Ea^2/c^2 + Eb^2/c^2 + 2EaEb/c^2 -Ei^2/c^2 < 0

Ea^2/c^2 + Eb^2/c^2 + 2EaEb/c^2 < Ei^2/c^2

I'm not happy with this proof.

 

[HallsofIvy]

So i have an equation to calculate the impossibility of pair production during photon decay into two electrons and I'm having to do some momentum conservation, can't quite do it but a colleague of mine has suggested this which I don't particularly agree with some help would be appreciated.

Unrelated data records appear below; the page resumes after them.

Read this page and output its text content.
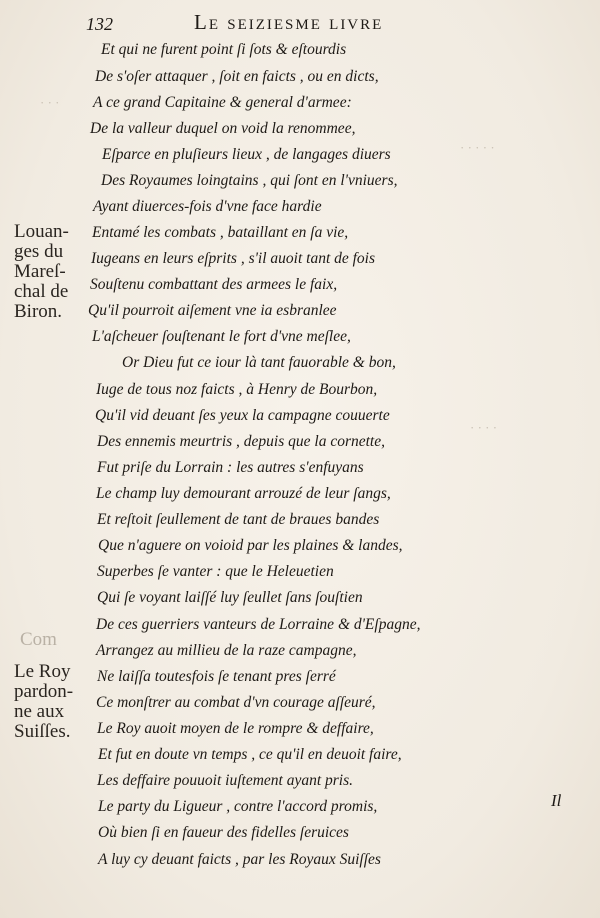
132	Le seiziesme livre
· · ·
· · · · ·
· · · ·
Et qui ne furent point ſi ſots & eſtourdis
De s'oſer attaquer , ſoit en faicts , ou en dicts,
A ce grand Capitaine & general d'armee:
De la valleur duquel on void la renommee,
Eſparce en pluſieurs lieux , de langages diuers
Des Royaumes loingtains , qui ſont en l'vniuers,
Ayant diuerces-fois d'vne face hardie
Entamé les combats , bataillant en ſa vie,
Iugeans en leurs eſprits , s'il auoit tant de fois
Souſtenu combattant des armees le faix,
Qu'il pourroit aiſement vne ia esbranlee
L'aſcheuer ſouſtenant le fort d'vne meſlee,
Or Dieu fut ce iour là tant fauorable & bon,
Iuge de tous noz faicts , à Henry de Bourbon,
Qu'il vid deuant ſes yeux la campagne couuerte
Des ennemis meurtris , depuis que la cornette,
Fut priſe du Lorrain : les autres s'enfuyans
Le champ luy demourant arrouzé de leur ſangs,
Et reſtoit ſeullement de tant de braues bandes
Que n'aguere on voioid par les plaines & landes,
Superbes ſe vanter : que le Heleuetien
Qui ſe voyant laiſſé luy ſeullet ſans ſouſtien
De ces guerriers vanteurs de Lorraine & d'Eſpagne,
Arrangez au millieu de la raze campagne,
Ne laiſſa toutesfois ſe tenant pres ſerré
Ce monſtrer au combat d'vn courage aſſeuré,
Le Roy auoit moyen de le rompre & deffaire,
Et fut en doute vn temps , ce qu'il en deuoit faire,
Les deffaire pouuoit iuſtement ayant pris.
Le party du Ligueur , contre l'accord promis,
Où bien ſi en faueur des fidelles ſeruices
A luy cy deuant faicts , par les Royaux Suiſſes
Louan-
ges du
Mareſ-
chal de
Biron.
Com
Le Roy
pardon-
ne aux
Suiſſes.
Il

So we have some numbers which are constants and one we know is < 0 because its a square negative. He suggests using something like the simple example below which clearly doesn't work if you could suggest why that would be great.

-100+3=-97<0

Yes, -100+ 3 is equivalent to -97 which is negative.

Rearrange to

3=3<0

No. You don't say how you rearranged this but this incorrect. I suspect that you got "3= 3" by adding 100 to both sides of -100+ 3= -97 but the result is no longer "< 0". You would have to add 100 to each part to arrive at "3= 3< 100".

He did the same thing but with energies, where k is a constant:

k -Ea^2/c^2 - Eb^2/c^2 - 2EaEb/c^2 = -Ei^2/c^2 < 0

Just rearranged to:

Ea^2/c^2 + Eb^2/c^2 + 2EaEb/c^2 -Ei^2/c^2 < 0

Ea^2/c^2 + Eb^2/c^2 + 2EaEb/c^2 < Ei^2/c^2

"He" appears to have done two things to the first inequality:
First, multiply by -1. But multiplying by a negative number reverses the inequality:
-k+ Ea^2/c^3+ Eb^2/c^2+ 2EaEb/c^2= Ei^2/c^2> 0

then add k to each part:
Ea^2/c^3+ Eb^2/c^3+ 2EaEb/c^2= Ei^2/c^2+ k> k.

I'm not happy with this proof.

I don't mean to be harsh but shouldn't two people who are working with "pair production" and "photon decay" be able to do basic, elementary school algebra?